Soon after Ms. Stewart disappeared, the provincial government launched a safety review and later implemented a number of changes in an effort to protect fire spotters at Alberta's 128 watch towers, said Duncan MacDonnell, a spokesman with Sustainable Resource Development.

At drive-up locations such as the Athabasca station, gates were installed to restrict vehicle access. Cabins were reinforced with new locks, steel doors and shatterproof glass. Self-defence training is now required. Staffers also wear radios, personal locator beacons and have panic buttons. More frequent check-ins are also required.

"We give Stephanie credit for all these improvements in the workplace," said Dennis Malayko with the Alberta Union of Provincial Employees, "Unfortunately, it takes an incident of this nature to raise this concern."

Some fire spotters have dogs or spouses with them for the season, but for most, it's a solitary life by choice.

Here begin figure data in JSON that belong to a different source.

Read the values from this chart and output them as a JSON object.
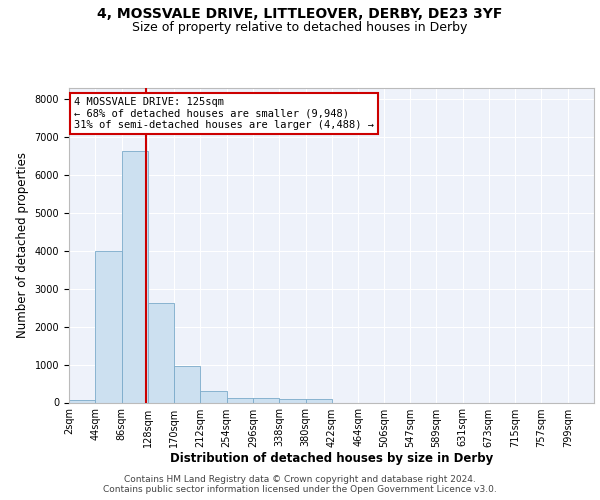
{
  "title_line1": "4, MOSSVALE DRIVE, LITTLEOVER, DERBY, DE23 3YF",
  "title_line2": "Size of property relative to detached houses in Derby",
  "xlabel": "Distribution of detached houses by size in Derby",
  "ylabel": "Number of detached properties",
  "footer_line1": "Contains HM Land Registry data © Crown copyright and database right 2024.",
  "footer_line2": "Contains public sector information licensed under the Open Government Licence v3.0.",
  "annotation_line1": "4 MOSSVALE DRIVE: 125sqm",
  "annotation_line2": "← 68% of detached houses are smaller (9,948)",
  "annotation_line3": "31% of semi-detached houses are larger (4,488) →",
  "property_size": 125,
  "bar_edges": [
    2,
    44,
    86,
    128,
    170,
    212,
    254,
    296,
    338,
    380,
    422,
    464,
    506,
    547,
    589,
    631,
    673,
    715,
    757,
    799,
    841
  ],
  "bar_heights": [
    75,
    3980,
    6620,
    2620,
    960,
    310,
    125,
    110,
    95,
    85,
    0,
    0,
    0,
    0,
    0,
    0,
    0,
    0,
    0,
    0
  ],
  "bar_color": "#cce0f0",
  "bar_edge_color": "#7aaaca",
  "vline_color": "#cc0000",
  "vline_x": 125,
  "annotation_box_color": "#cc0000",
  "annotation_text_color": "#000000",
  "background_color": "#eef2fa",
  "ylim": [
    0,
    8300
  ],
  "yticks": [
    0,
    1000,
    2000,
    3000,
    4000,
    5000,
    6000,
    7000,
    8000
  ],
  "grid_color": "#ffffff",
  "title_fontsize": 10,
  "subtitle_fontsize": 9,
  "axis_label_fontsize": 8.5,
  "tick_fontsize": 7,
  "footer_fontsize": 6.5,
  "annotation_fontsize": 7.5
}
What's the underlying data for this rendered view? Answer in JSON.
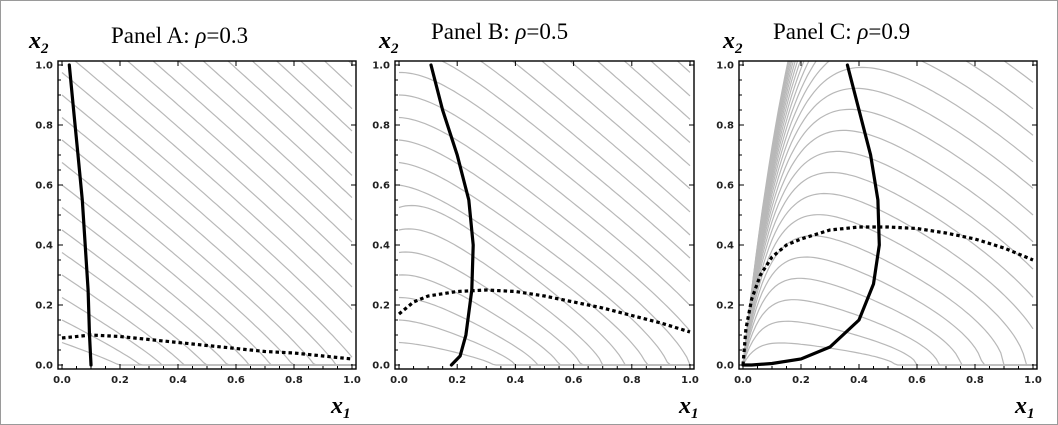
{
  "chart_data": [
    {
      "type": "line",
      "title": "Panel A: ρ=0.3",
      "title_prefix": "Panel A: ",
      "rho_symbol": "ρ",
      "rho_value": "=0.3",
      "xlabel": "x1",
      "ylabel": "x2",
      "xlim": [
        0,
        1
      ],
      "ylim": [
        0,
        1
      ],
      "xticks": [
        "0.0",
        "0.2",
        "0.4",
        "0.6",
        "0.8",
        "1.0"
      ],
      "yticks": [
        "0.0",
        "0.2",
        "0.4",
        "0.6",
        "0.8",
        "1.0"
      ],
      "grid": false,
      "rho": 0.3,
      "series": [
        {
          "style": "solid",
          "x": [
            0.025,
            0.04,
            0.055,
            0.07,
            0.08,
            0.09,
            0.095,
            0.1
          ],
          "y": [
            1.0,
            0.85,
            0.7,
            0.55,
            0.4,
            0.25,
            0.1,
            0.0
          ]
        },
        {
          "style": "dotted",
          "x": [
            0.0,
            0.1,
            0.2,
            0.3,
            0.4,
            0.5,
            0.6,
            0.7,
            0.8,
            0.9,
            1.0
          ],
          "y": [
            0.09,
            0.1,
            0.095,
            0.085,
            0.075,
            0.065,
            0.055,
            0.045,
            0.04,
            0.03,
            0.02
          ]
        }
      ]
    },
    {
      "type": "line",
      "title": "Panel B: ρ=0.5",
      "title_prefix": "Panel B: ",
      "rho_symbol": "ρ",
      "rho_value": "=0.5",
      "xlabel": "x1",
      "ylabel": "x2",
      "xlim": [
        0,
        1
      ],
      "ylim": [
        0,
        1
      ],
      "xticks": [
        "0.0",
        "0.2",
        "0.4",
        "0.6",
        "0.8",
        "1.0"
      ],
      "yticks": [
        "0.0",
        "0.2",
        "0.4",
        "0.6",
        "0.8",
        "1.0"
      ],
      "grid": false,
      "rho": 0.5,
      "series": [
        {
          "style": "solid",
          "x": [
            0.11,
            0.15,
            0.2,
            0.24,
            0.255,
            0.25,
            0.23,
            0.21,
            0.18
          ],
          "y": [
            1.0,
            0.85,
            0.7,
            0.55,
            0.4,
            0.25,
            0.1,
            0.03,
            0.0
          ]
        },
        {
          "style": "dotted",
          "x": [
            0.0,
            0.05,
            0.1,
            0.2,
            0.3,
            0.4,
            0.5,
            0.6,
            0.7,
            0.8,
            0.9,
            1.0
          ],
          "y": [
            0.17,
            0.21,
            0.23,
            0.245,
            0.25,
            0.245,
            0.23,
            0.21,
            0.19,
            0.165,
            0.14,
            0.11
          ]
        }
      ]
    },
    {
      "type": "line",
      "title": "Panel  C: ρ=0.9",
      "title_prefix": "Panel  C: ",
      "rho_symbol": "ρ",
      "rho_value": "=0.9",
      "xlabel": "x1",
      "ylabel": "x2",
      "xlim": [
        0,
        1
      ],
      "ylim": [
        0,
        1
      ],
      "xticks": [
        "0.0",
        "0.2",
        "0.4",
        "0.6",
        "0.8",
        "1.0"
      ],
      "yticks": [
        "0.0",
        "0.2",
        "0.4",
        "0.6",
        "0.8",
        "1.0"
      ],
      "grid": false,
      "rho": 0.9,
      "series": [
        {
          "style": "solid",
          "x": [
            0.36,
            0.4,
            0.44,
            0.465,
            0.47,
            0.45,
            0.4,
            0.3,
            0.2,
            0.1,
            0.03,
            0.0
          ],
          "y": [
            1.0,
            0.85,
            0.7,
            0.55,
            0.4,
            0.27,
            0.15,
            0.06,
            0.02,
            0.005,
            0.0,
            0.0
          ]
        },
        {
          "style": "dotted",
          "x": [
            0.0,
            0.01,
            0.03,
            0.06,
            0.1,
            0.15,
            0.2,
            0.3,
            0.4,
            0.5,
            0.6,
            0.7,
            0.8,
            0.9,
            1.0
          ],
          "y": [
            0.0,
            0.12,
            0.22,
            0.3,
            0.36,
            0.4,
            0.42,
            0.45,
            0.46,
            0.46,
            0.455,
            0.44,
            0.42,
            0.39,
            0.35
          ]
        }
      ]
    }
  ]
}
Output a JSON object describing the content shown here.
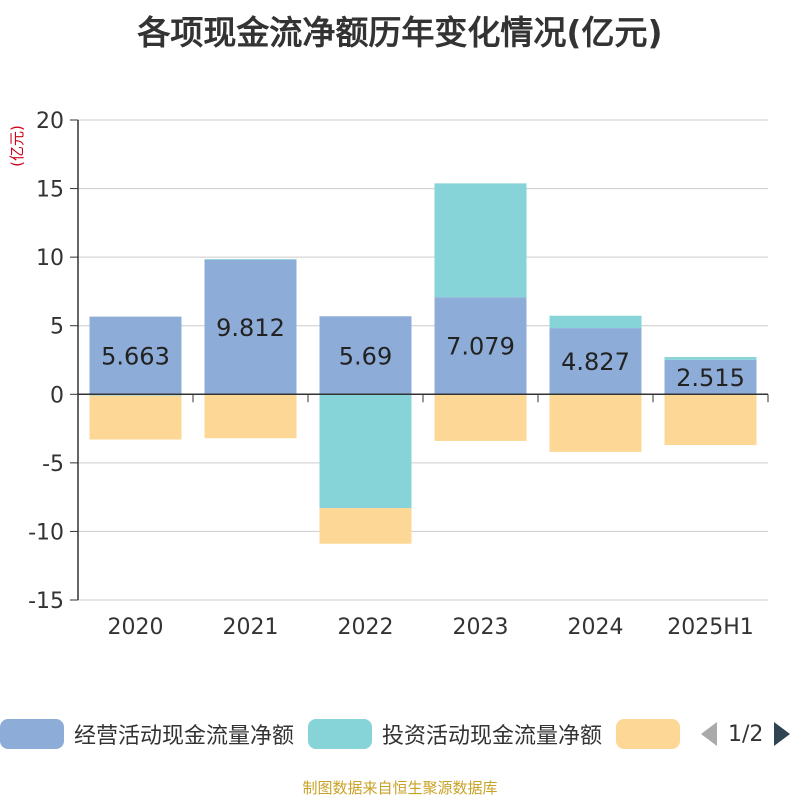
{
  "chart_data": {
    "type": "bar",
    "stacked": true,
    "title": "各项现金流净额历年变化情况(亿元)",
    "ylabel": "(亿元)",
    "ylim": [
      -15,
      20
    ],
    "yticks": [
      -15,
      -10,
      -5,
      0,
      5,
      10,
      15,
      20
    ],
    "grid": true,
    "categories": [
      "2020",
      "2021",
      "2022",
      "2023",
      "2024",
      "2025H1"
    ],
    "series": [
      {
        "name": "经营活动现金流量净额",
        "color": "#8eacd8",
        "values": [
          5.663,
          9.812,
          5.69,
          7.079,
          4.827,
          2.515
        ],
        "labels": [
          "5.663",
          "9.812",
          "5.69",
          "7.079",
          "4.827",
          "2.515"
        ]
      },
      {
        "name": "投资活动现金流量净额",
        "color": "#86d4d8",
        "values": [
          -0.1,
          0.05,
          -8.3,
          8.3,
          0.9,
          0.2
        ]
      },
      {
        "name": "",
        "color": "#fcd795",
        "values": [
          -3.2,
          -3.2,
          -2.6,
          -3.4,
          -4.2,
          -3.7
        ]
      }
    ]
  },
  "legend": {
    "page": "1/2"
  },
  "footer": {
    "source": "制图数据来自恒生聚源数据库"
  }
}
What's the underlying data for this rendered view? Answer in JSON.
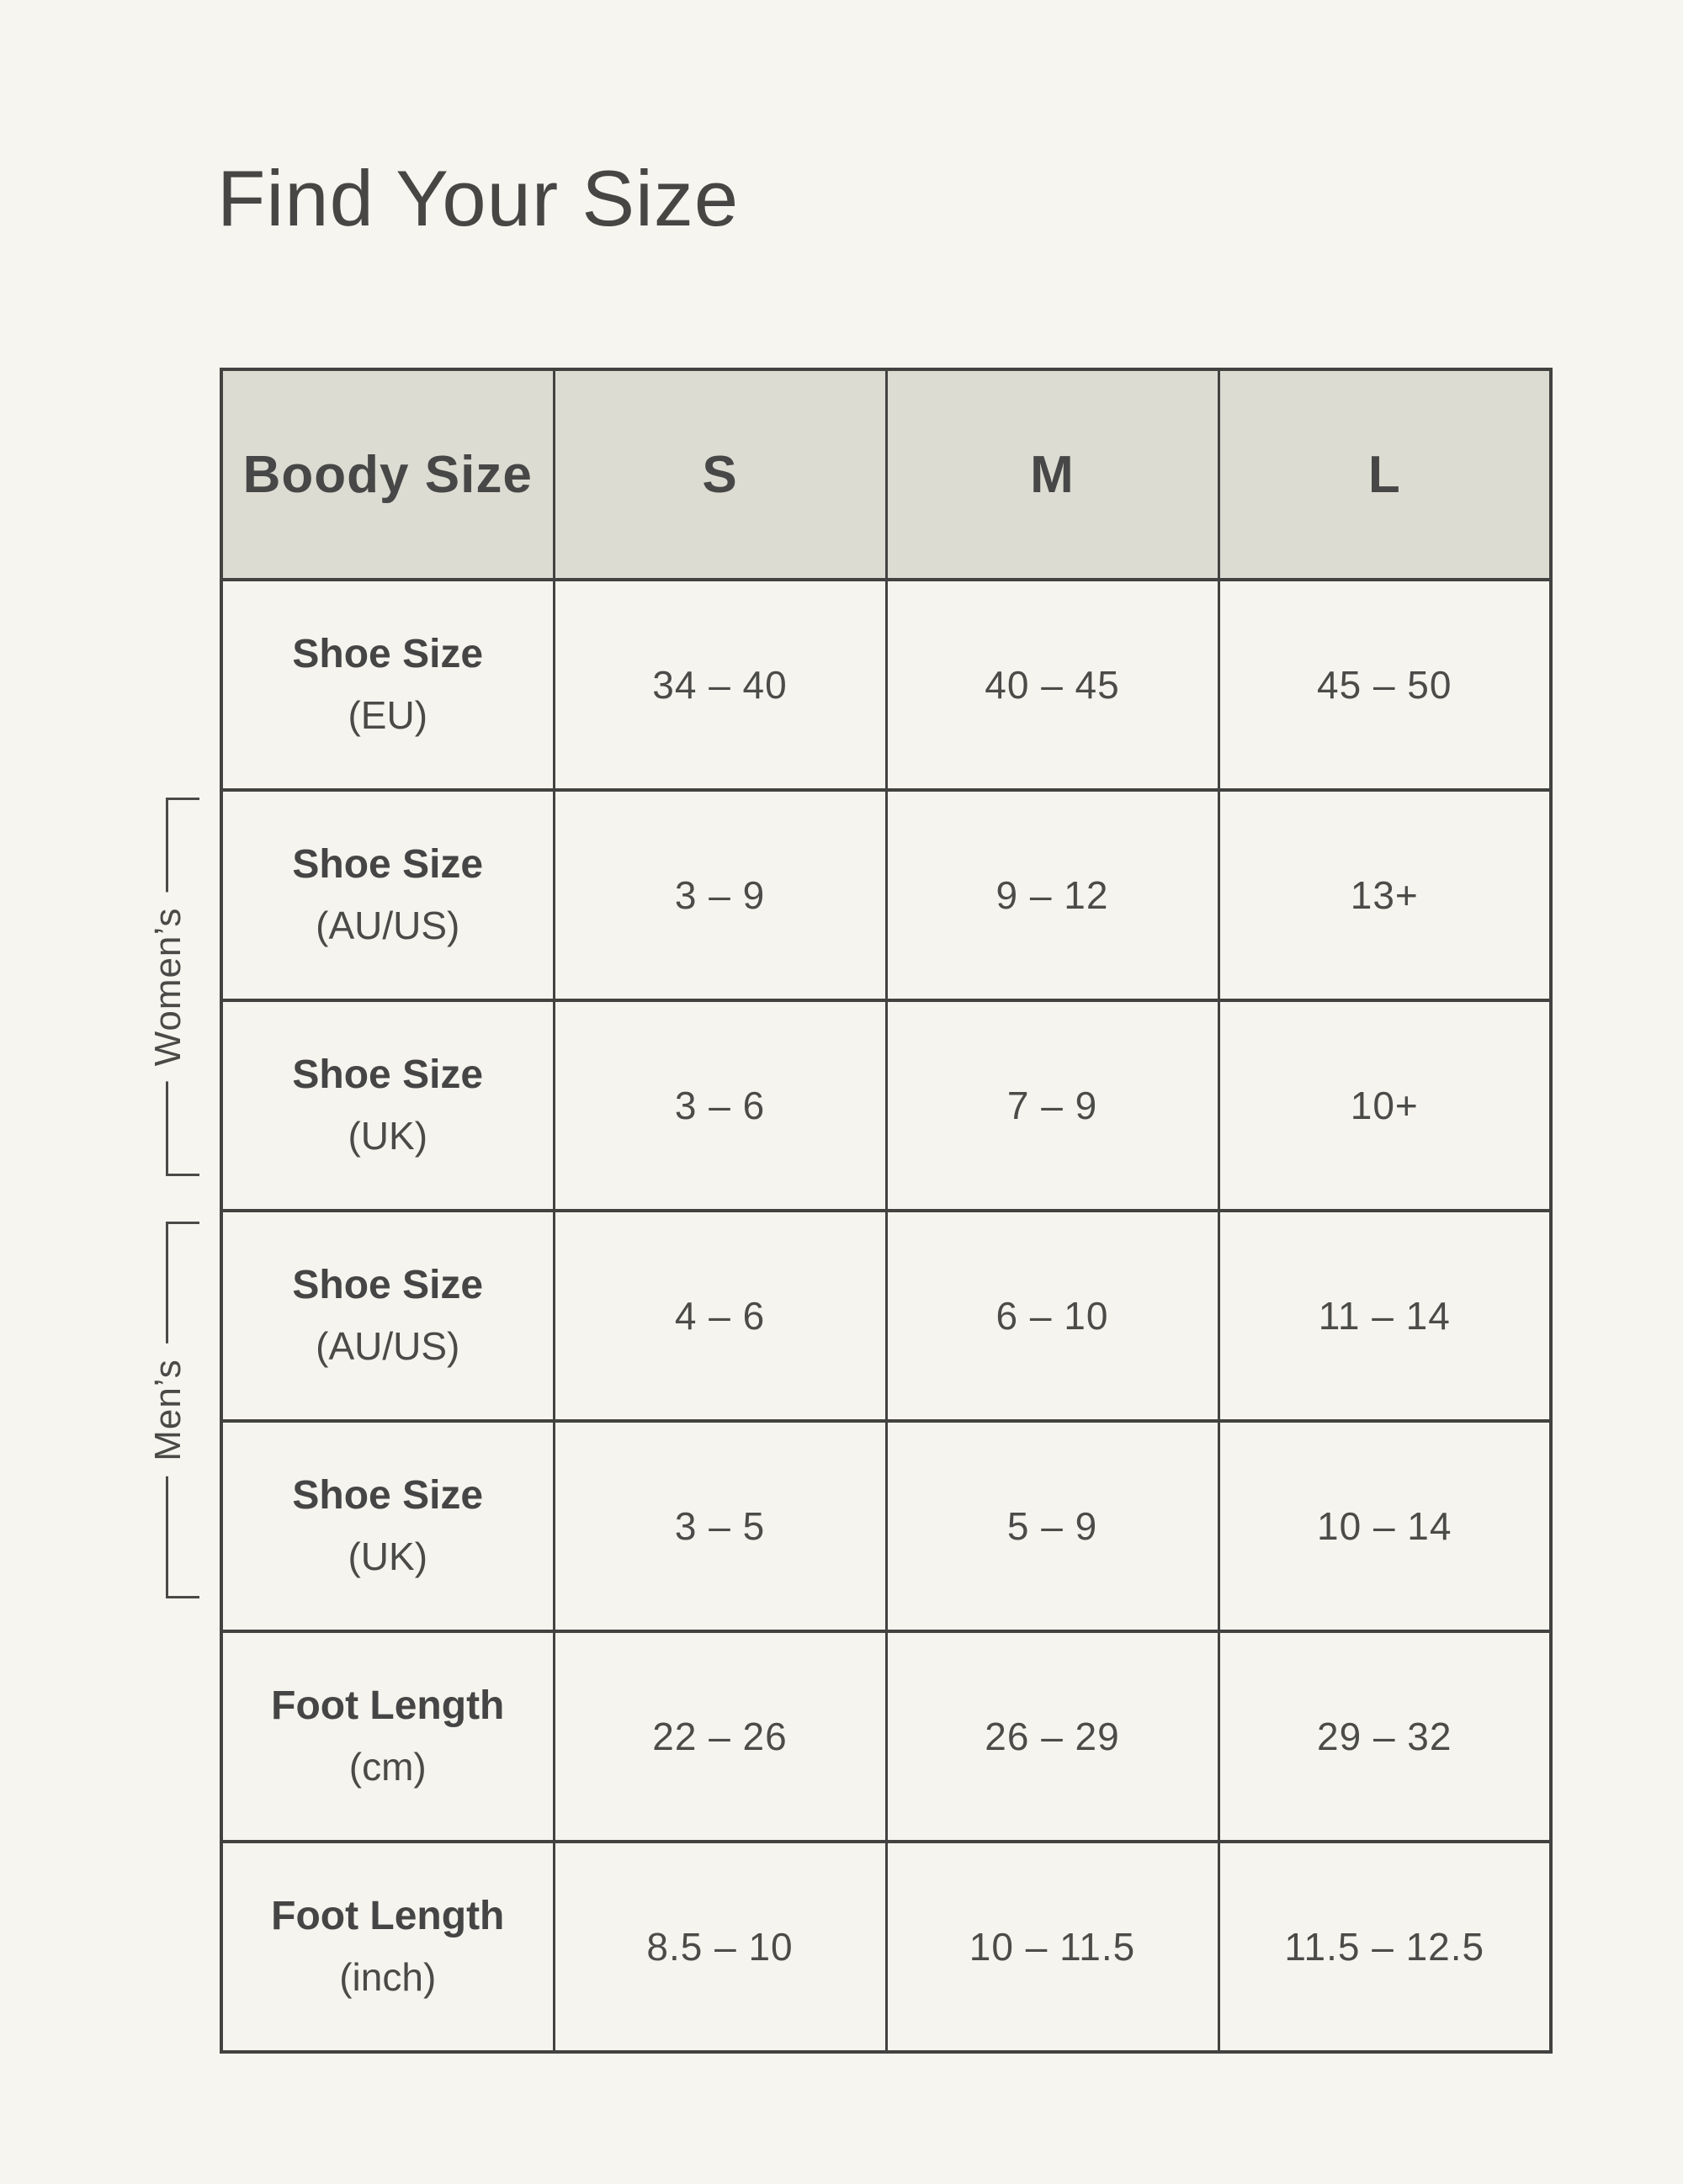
{
  "page": {
    "title": "Find Your Size"
  },
  "colors": {
    "page_background": "#f6f5ef",
    "header_cell_background": "#dcdcd3",
    "body_cell_background": "#f5f4ee",
    "border": "#424240",
    "text": "#474747"
  },
  "groups": {
    "womens_label": "Women’s",
    "mens_label": "Men’s"
  },
  "table": {
    "header": [
      "Boody Size",
      "S",
      "M",
      "L"
    ],
    "rows": [
      {
        "label": "Shoe Size",
        "sub": "(EU)",
        "values": [
          "34 – 40",
          "40 – 45",
          "45 – 50"
        ]
      },
      {
        "label": "Shoe Size",
        "sub": "(AU/US)",
        "values": [
          "3 – 9",
          "9 – 12",
          "13+"
        ]
      },
      {
        "label": "Shoe Size",
        "sub": "(UK)",
        "values": [
          "3 – 6",
          "7 – 9",
          "10+"
        ]
      },
      {
        "label": "Shoe Size",
        "sub": "(AU/US)",
        "values": [
          "4 – 6",
          "6 – 10",
          "11 – 14"
        ]
      },
      {
        "label": "Shoe Size",
        "sub": "(UK)",
        "values": [
          "3 – 5",
          "5 – 9",
          "10 – 14"
        ]
      },
      {
        "label": "Foot Length",
        "sub": "(cm)",
        "values": [
          "22 – 26",
          "26 – 29",
          "29 – 32"
        ]
      },
      {
        "label": "Foot Length",
        "sub": "(inch)",
        "values": [
          "8.5 – 10",
          "10 – 11.5",
          "11.5 – 12.5"
        ]
      }
    ]
  },
  "chart_data": {
    "type": "table",
    "title": "Find Your Size",
    "columns": [
      "Boody Size",
      "S",
      "M",
      "L"
    ],
    "row_groups": [
      {
        "group": "",
        "row": "Shoe Size (EU)",
        "S": "34 – 40",
        "M": "40 – 45",
        "L": "45 – 50"
      },
      {
        "group": "Women’s",
        "row": "Shoe Size (AU/US)",
        "S": "3 – 9",
        "M": "9 – 12",
        "L": "13+"
      },
      {
        "group": "Women’s",
        "row": "Shoe Size (UK)",
        "S": "3 – 6",
        "M": "7 – 9",
        "L": "10+"
      },
      {
        "group": "Men’s",
        "row": "Shoe Size (AU/US)",
        "S": "4 – 6",
        "M": "6 – 10",
        "L": "11 – 14"
      },
      {
        "group": "Men’s",
        "row": "Shoe Size (UK)",
        "S": "3 – 5",
        "M": "5 – 9",
        "L": "10 – 14"
      },
      {
        "group": "",
        "row": "Foot Length (cm)",
        "S": "22 – 26",
        "M": "26 – 29",
        "L": "29 – 32"
      },
      {
        "group": "",
        "row": "Foot Length (inch)",
        "S": "8.5 – 10",
        "M": "10 – 11.5",
        "L": "11.5 – 12.5"
      }
    ]
  }
}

"Jack Kerouac wrote a book on it," noted Mr. MacDonnell, referring to the beatnik's famous work Desolation Angels, about his time as a fire lookout in Washington state.

In Alberta, about a third of the 1,600 to 1,800 forest fires recorded annually are detected by fire spotters. It's not a job that can be automated.

"You certainly have the need for the fire towers and the people who have the love of the job," Mr. MacDonnell added.

The Alberta government and the Alberta Union of Provincial Employees are offering a $20,000 reward for information that leads to an arrest and conviction in the case.

"Even if they think they saw something, but they think it's nothing, we would like to hear from them," Ms. Stapleton said, "No matter how trivial they think it might be, we would appreciate a phone call."